Disse e si affrettò verso casa, mentre la campana sonava le sette. La sorella lo aspettava già da un'ora guardando dalla finestra, la minestra era pronta e aveva voglia di farsi raccontare. Gli corse incontro lungo la stradina e fecero un pezzetto insieme, come quand'erano ragazzi e lui andava in qualche posto, che lei non aveva visto e voleva gli narrasse.
“Com'e? Allora com’è il mare?”
“Il mare è il mare, non si può raccontare, si può solo vedere e anche a vederlo non è facile da capire. E come dice il maestro, il mare è la fine della terra, immenso e tutto uguale, il pensiero ci scivola sopra e non si può fermare su un albero, un argine, una collina che non ci sono. È  una cosa senza riposo, si muove sempre e ci sono i pesci, che ho mangiato e non mi  son piaciuti, io sono un uomo della terra, anzi io sono la terra. L'ho visto volentieri, ma non ci torno più, il mare è per i pesci”.
“Ma mi sembri triste, che ti è successo qualcosa?”
“No, anzi, ho conosciuto un signore, insegnante a Firenze, con cui ho parlato e mi è piaciuto.

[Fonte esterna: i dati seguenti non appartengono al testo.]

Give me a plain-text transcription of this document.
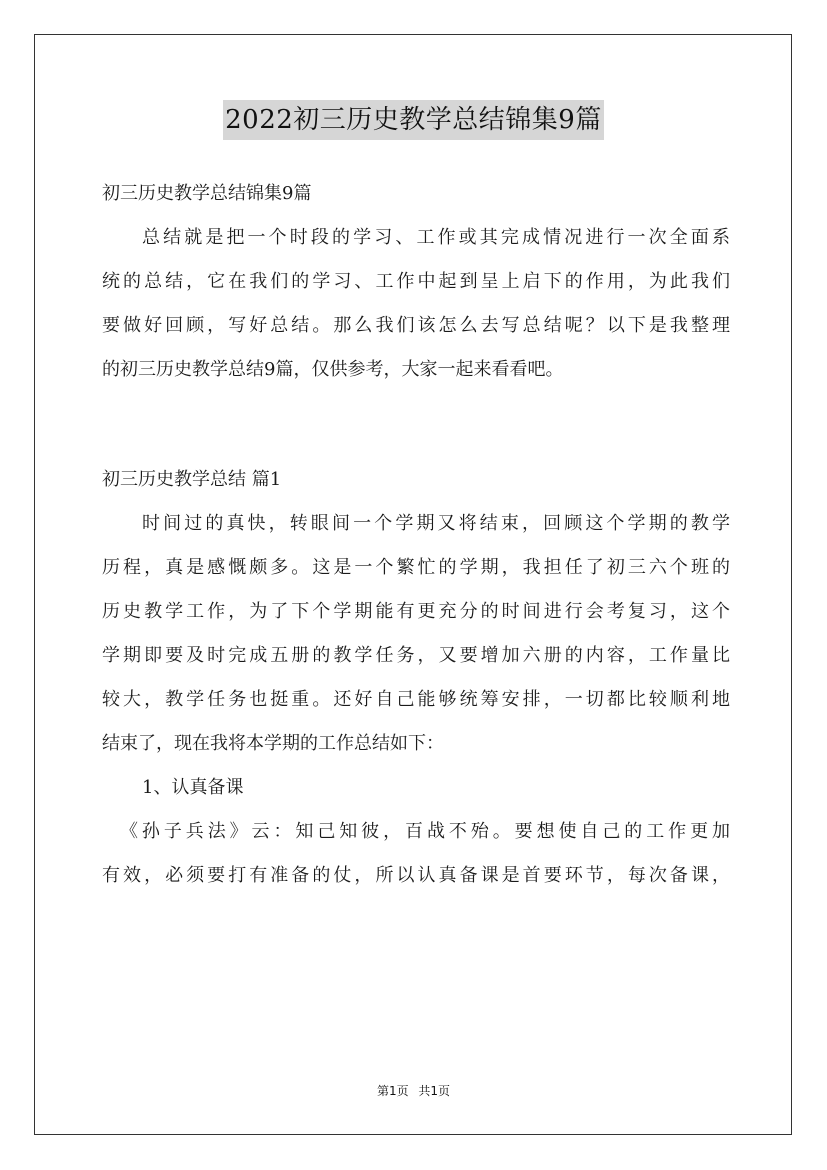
2022初三历史教学总结锦集9篇
初三历史教学总结锦集9篇
总结就是把一个时段的学习、工作或其完成情况进行一次全面系
统的总结，它在我们的学习、工作中起到呈上启下的作用，为此我们
要做好回顾，写好总结。那么我们该怎么去写总结呢？以下是我整理
的初三历史教学总结9篇，仅供参考，大家一起来看看吧。
初三历史教学总结 篇1
时间过的真快，转眼间一个学期又将结束，回顾这个学期的教学
历程，真是感慨颇多。这是一个繁忙的学期，我担任了初三六个班的
历史教学工作，为了下个学期能有更充分的时间进行会考复习，这个
学期即要及时完成五册的教学任务，又要增加六册的内容，工作量比
较大，教学任务也挺重。还好自己能够统筹安排，一切都比较顺利地
结束了，现在我将本学期的工作总结如下：
1、认真备课
《孙子兵法》云：知己知彼，百战不殆。要想使自己的工作更加
有效，必须要打有准备的仗，所以认真备课是首要环节，每次备课，
第1页 共1页
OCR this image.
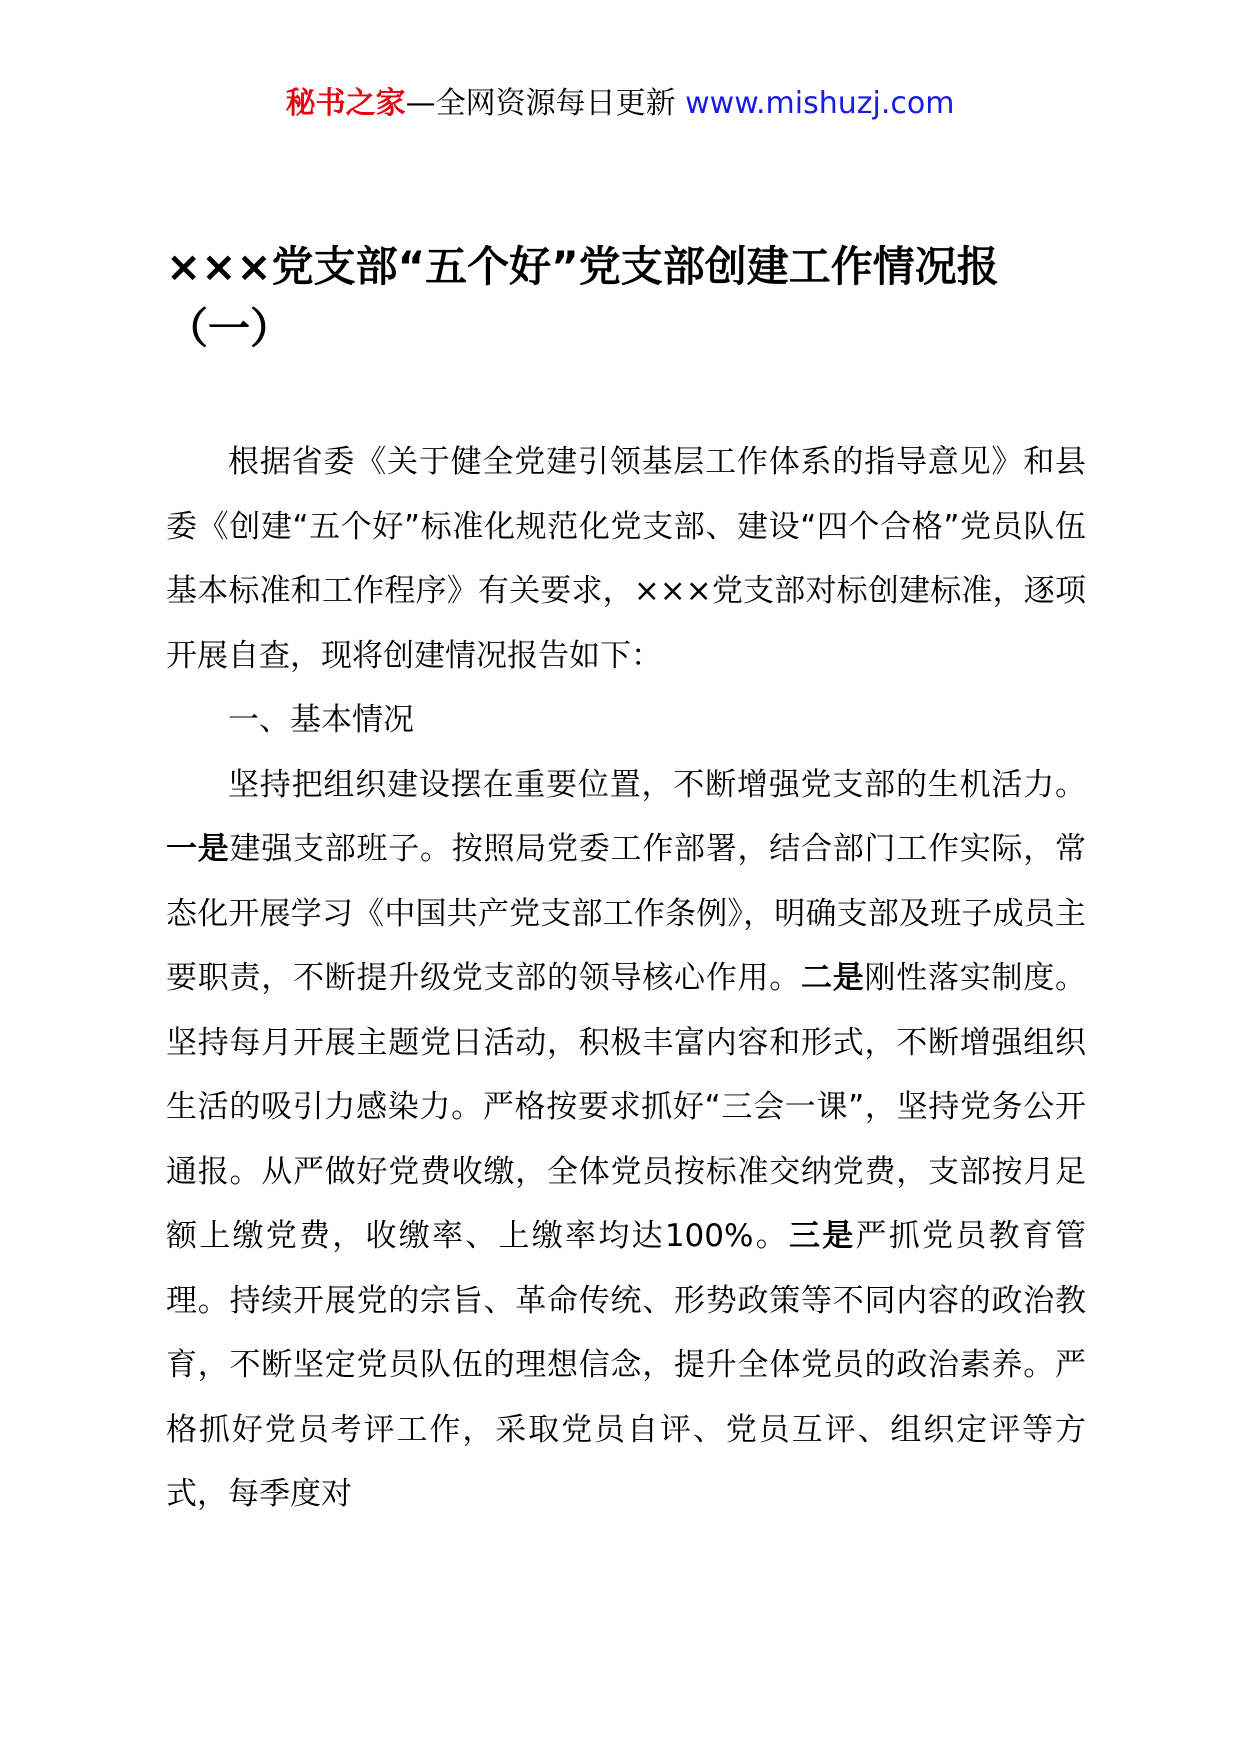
秘书之家—全网资源每日更新 www.mishuzj.com
×××党支部“五个好”党支部创建工作情况报（一）

根据省委《关于健全党建引领基层工作体系的指导意见》和县委《创建“五个好”标准化规范化党支部、建设“四个合格”党员队伍基本标准和工作程序》有关要求，×××党支部对标创建标准，逐项开展自查，现将创建情况报告如下：

一、基本情况

坚持把组织建设摆在重要位置，不断增强党支部的生机活力。一是建强支部班子。按照局党委工作部署，结合部门工作实际，常态化开展学习《中国共产党支部工作条例》，明确支部及班子成员主要职责，不断提升级党支部的领导核心作用。二是刚性落实制度。坚持每月开展主题党日活动，积极丰富内容和形式，不断增强组织生活的吸引力感染力。严格按要求抓好“三会一课”，坚持党务公开通报。从严做好党费收缴，全体党员按标准交纳党费，支部按月足额上缴党费，收缴率、上缴率均达100%。三是严抓党员教育管理。持续开展党的宗旨、革命传统、形势政策等不同内容的政治教育，不断坚定党员队伍的理想信念，提升全体党员的政治素养。严格抓好党员考评工作，采取党员自评、党员互评、组织定评等方式，每季度对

Quando  andai a Firenze ebbi esperienza di tante cose, ed imparai molto. Ma col mare c’è solo da vedere, magari stupirsi... e poi si mangia male”.
“Allora ho capito qual è il problema. Si mangia male!”
“E si beve peggio”.
“Non ti crucciare, c’è la minestra di brodo di gallina, si taglia il prosciutto e ho preso il vino vecchio,  quello di tre anni, ti rimette in sesto”.
 “ll prosciutto m’é avanzato, la merenda non l’ho fatta, con quei pesci che non andavano né su né giù,  proprio brutti anche a vederli, meno male che non sei venuta, sei più furba di me”.
“Questo l’ho sempre pensato”.
“Pensato cosa?”
“Che sono più furba di te. Mettiamoci a tavola».
Il Popolo mangiò la minestra fatta col brodo di gallina che lo rimetteva al mondo, poi il prosciutto avanzato dalla gita, anzi ne affettarono altro e bevve  tutto il vino, che questo non gli avrebbe fatto male.
“O Popolo ne vorrei un po' anch'io!”
“Vai a prenderne un’altra bottiglia”.
Poi presero le seggiole e andarono fuori sull’aia, c’era la luna quasi piena e si era alzato un venticello fresco. Il chiurlo a tratti faceva il suo verso, l'estate andava verso la fine.
“Tutto ha una fine — disse il Popolo — meno il mare che non finisce mai e resta sempre uguale: ma che palle!”
“Hai detto una parolaccia”.
“Ho detto palle”.
“Palle è una parolaccia”.
E così andarono avanti per un po’, come da bambini. E il Popolo si rese conto che in fondo non cambiavano mai nemmeno loro.

 
 

 
 

     
Fonte: nel libro le frasi non sono sottolineate e neanche in corsivo, ma ho voluto evidenziare i sentimenti di chi non ha mai visto il mare. Sono di una tenerezza commovente, almeno per me.